Le Brésil

L’égalité des sexes rend la société moins violente et plus heureuse, selon un sociologue

São Paulo – L’égalité des genres est capable de rendre les sociétés plus heureuses et moins violentes. Cette déclaration a été faite par le sociologue anglais Jeff Hearn, dans une interview sur le site espagnol rébellion et traduit par l’Instituto Humanitas Unisinos. The Brit est un spécialiste de la masculinité et cherche à démontrer le mythe de l’homme en tant que catalyseur du pouvoir, à la fois social et politique.

Selon lui, une société plus démocratique est nécessaire dans tous les sens, y compris le débat sur le genre. Jeff Hearn explique que des études menées dans d’autres pays montrent une réduction de la violence et de la dépression lorsqu’il y a respect de l’égalité des sexes.

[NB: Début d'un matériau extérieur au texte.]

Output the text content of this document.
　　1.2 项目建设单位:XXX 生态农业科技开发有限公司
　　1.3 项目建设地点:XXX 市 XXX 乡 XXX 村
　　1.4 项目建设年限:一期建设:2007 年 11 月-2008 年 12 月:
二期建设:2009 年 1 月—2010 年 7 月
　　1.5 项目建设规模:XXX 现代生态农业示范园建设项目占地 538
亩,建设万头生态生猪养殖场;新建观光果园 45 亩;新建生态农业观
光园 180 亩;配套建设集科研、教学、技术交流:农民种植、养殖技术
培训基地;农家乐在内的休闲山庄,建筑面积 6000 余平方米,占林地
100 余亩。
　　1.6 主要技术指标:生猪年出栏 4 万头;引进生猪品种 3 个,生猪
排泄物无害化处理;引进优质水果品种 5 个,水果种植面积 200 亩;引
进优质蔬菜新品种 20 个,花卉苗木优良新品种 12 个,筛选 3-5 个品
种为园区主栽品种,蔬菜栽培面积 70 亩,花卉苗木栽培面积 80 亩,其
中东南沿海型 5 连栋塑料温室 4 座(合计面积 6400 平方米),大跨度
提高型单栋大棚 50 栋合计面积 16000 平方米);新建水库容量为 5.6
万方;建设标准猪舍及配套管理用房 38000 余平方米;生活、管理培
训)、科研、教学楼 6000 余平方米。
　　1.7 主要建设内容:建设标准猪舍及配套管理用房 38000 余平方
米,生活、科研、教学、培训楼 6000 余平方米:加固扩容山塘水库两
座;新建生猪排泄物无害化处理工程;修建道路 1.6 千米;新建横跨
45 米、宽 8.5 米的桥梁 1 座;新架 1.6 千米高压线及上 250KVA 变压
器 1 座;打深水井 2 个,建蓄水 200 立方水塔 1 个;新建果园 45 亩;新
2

« Des études comparatives ont été menées sur l’égalité des sexes, au niveau domestique et au niveau de la violence au foyer. Il a été démontré qu’il existe une relation absolue : plus il y a d’égalité, moins il y a de cas de violence vérifiés », a expliqué le sociologue, qui ajoute : « En Norvège, d’ailleurs, il a été prouvé que l’égalité engendre des sociétés plus heureuses. S’il y a plus d’égalité, il y a moins de dépression et plus de bonheur ».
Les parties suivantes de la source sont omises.